Wednesday, 14 December 2011

first digital computer

                          Charles Shorb, an ISU graduate student, works on a nearly exact replica of the world's first electronic digital computer. (Photo by Gary Fandel, The Register)
                 Charles Shorb says getting a replica of the world's first electronic digital computer to work is a little like the time he rebuilt the engine of his 1980 Volkswagen Jetta. But at least there were directions for the Jetta.
             There are no similar instructions for assembling and tuning up the Atanasoff-Berry Computer. Shorb, fueled by Coca-Cola and Hostess Fruit Pies, has spent the last two months in the basement of Spedding Hall on the Iowa State University campus, sorting out a maze of wires, capacitors, resistors, vacuum tubes and rotating drums.
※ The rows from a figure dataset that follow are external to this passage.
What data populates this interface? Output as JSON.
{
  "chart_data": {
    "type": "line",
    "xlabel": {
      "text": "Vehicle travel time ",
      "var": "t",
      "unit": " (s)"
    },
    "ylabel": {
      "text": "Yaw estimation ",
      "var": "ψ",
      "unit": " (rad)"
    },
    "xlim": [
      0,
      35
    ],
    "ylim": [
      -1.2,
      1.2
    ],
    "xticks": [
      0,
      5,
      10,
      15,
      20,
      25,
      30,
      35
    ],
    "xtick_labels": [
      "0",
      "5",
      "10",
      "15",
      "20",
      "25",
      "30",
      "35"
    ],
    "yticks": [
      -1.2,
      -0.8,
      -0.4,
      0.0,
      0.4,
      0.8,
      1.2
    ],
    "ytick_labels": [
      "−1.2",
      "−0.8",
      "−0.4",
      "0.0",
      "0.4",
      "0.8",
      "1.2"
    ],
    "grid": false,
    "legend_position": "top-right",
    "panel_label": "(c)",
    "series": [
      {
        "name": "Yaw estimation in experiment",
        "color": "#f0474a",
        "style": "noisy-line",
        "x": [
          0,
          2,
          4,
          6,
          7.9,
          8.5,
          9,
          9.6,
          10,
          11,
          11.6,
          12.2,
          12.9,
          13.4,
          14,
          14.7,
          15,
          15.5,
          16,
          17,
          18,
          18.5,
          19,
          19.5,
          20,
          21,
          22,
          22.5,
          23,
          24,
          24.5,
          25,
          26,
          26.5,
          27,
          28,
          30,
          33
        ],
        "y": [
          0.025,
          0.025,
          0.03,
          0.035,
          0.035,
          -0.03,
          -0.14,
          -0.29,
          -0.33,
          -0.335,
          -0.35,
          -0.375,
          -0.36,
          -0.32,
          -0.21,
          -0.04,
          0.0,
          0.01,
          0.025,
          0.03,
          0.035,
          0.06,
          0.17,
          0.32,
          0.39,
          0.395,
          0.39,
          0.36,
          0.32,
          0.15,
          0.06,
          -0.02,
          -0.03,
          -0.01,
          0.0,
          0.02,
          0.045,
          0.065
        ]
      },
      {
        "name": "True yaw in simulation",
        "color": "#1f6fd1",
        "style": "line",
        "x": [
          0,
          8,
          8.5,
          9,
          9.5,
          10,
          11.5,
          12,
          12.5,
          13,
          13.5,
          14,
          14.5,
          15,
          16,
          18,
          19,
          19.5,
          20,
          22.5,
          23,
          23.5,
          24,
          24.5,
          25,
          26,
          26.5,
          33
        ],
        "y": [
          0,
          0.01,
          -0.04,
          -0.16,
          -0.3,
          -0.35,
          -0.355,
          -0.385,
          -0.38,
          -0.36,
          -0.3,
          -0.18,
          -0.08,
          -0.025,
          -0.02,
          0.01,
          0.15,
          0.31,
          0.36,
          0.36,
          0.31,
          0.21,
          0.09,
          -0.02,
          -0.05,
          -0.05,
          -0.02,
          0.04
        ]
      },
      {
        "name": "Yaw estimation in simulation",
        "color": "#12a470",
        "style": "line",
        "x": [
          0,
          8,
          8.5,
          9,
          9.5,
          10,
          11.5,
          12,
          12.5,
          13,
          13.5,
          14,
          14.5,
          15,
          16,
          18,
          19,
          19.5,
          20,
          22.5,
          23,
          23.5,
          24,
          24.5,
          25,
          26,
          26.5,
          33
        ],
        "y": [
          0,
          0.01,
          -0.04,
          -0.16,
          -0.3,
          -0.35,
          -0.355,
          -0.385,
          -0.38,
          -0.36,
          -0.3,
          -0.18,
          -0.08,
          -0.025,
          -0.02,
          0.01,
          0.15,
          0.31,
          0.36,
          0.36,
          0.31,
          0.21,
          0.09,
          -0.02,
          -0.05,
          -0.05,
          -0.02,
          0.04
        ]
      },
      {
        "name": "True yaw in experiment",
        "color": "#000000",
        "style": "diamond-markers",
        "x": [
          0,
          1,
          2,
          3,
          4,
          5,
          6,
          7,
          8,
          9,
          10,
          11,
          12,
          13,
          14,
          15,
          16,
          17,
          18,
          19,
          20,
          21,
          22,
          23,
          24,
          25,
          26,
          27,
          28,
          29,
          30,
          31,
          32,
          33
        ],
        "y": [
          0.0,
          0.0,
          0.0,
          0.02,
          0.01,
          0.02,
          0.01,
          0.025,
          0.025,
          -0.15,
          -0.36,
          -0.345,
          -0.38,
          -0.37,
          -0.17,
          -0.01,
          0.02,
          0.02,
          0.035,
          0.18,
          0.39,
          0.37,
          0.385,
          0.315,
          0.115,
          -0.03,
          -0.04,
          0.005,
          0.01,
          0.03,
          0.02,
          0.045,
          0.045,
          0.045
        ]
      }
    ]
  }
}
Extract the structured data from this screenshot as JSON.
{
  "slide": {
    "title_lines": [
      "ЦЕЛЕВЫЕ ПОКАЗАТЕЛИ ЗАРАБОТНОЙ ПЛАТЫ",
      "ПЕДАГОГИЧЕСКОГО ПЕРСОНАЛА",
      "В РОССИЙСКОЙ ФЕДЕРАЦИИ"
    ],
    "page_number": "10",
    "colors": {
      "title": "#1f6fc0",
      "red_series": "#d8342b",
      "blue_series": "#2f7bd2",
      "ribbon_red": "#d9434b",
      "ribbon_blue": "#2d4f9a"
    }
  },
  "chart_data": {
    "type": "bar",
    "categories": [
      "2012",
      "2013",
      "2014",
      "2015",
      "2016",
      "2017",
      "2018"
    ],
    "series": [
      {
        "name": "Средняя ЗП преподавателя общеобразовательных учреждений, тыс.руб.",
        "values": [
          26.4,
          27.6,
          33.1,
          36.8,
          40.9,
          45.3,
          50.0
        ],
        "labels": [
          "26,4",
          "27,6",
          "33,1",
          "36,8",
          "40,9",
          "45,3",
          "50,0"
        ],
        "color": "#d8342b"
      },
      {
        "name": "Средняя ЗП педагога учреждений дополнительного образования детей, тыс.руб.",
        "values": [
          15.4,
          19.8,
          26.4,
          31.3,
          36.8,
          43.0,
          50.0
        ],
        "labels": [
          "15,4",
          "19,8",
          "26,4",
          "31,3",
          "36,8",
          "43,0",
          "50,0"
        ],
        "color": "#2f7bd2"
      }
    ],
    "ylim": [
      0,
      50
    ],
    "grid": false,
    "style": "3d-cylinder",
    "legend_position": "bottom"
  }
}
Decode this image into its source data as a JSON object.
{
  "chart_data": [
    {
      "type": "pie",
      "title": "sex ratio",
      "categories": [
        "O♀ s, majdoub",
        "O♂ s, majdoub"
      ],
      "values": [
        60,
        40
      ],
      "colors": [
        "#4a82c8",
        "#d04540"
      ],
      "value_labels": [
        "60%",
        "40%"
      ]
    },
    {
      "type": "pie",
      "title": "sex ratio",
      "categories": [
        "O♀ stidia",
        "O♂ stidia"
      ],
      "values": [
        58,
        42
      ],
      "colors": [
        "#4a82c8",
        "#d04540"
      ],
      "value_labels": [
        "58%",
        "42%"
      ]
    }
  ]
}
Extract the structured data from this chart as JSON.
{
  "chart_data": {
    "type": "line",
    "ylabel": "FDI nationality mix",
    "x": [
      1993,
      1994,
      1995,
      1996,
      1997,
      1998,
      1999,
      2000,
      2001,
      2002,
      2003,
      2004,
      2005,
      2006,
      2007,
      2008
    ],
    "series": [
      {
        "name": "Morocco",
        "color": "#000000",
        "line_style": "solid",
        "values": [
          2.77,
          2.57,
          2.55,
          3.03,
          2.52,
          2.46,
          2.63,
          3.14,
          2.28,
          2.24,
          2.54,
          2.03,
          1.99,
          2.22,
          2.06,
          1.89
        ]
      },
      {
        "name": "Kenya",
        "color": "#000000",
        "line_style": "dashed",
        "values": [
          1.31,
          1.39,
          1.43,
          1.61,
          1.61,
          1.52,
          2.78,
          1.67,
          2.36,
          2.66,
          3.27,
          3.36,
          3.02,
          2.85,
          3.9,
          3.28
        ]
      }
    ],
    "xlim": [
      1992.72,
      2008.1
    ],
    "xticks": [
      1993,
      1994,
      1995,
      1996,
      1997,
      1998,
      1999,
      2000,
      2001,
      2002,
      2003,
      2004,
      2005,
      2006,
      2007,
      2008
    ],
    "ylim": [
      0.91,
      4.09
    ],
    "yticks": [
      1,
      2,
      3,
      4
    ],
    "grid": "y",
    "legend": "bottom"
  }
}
He's nearly finished the job.
"The logic runs, and we can demonstrate it and the memory works. . . . That proves the concept," said John Gustafson, who is overseeing Shorb's work. Gustafson is an ISU professor and researcher at the Ames Laboratory, a federal installation operated by the university.
The success so far is largely thanks to Shorb, Gustafson said. "Charles produces the work of three engineers."

                The pleasure's all his, said Shorb, who turns 27 this week. The ISU computer science graduate student told computer chip maker Intel it will have to wait until September for him to start his new job so he can spend the summer working out the computers kinks. If Intel hadn't delayed his start date, Shorb said, he would have turned down the job in a second. "How many times in my life am I going to be able to work on the first computer?" he asked. When the replica goes on display, "I'm going to be able to say I made that thing work."


What Shorb is fixing is a nearly exact replica of the computer built in the late 1930s by ISU mathematics professor John Vincent Atanasoff and graduate student Clifford Berry. The complex, desk-sized machine was designed to solve 29 simultaneous equations with 29 unknowns, but in actual operation solved just five equations with five unknowns.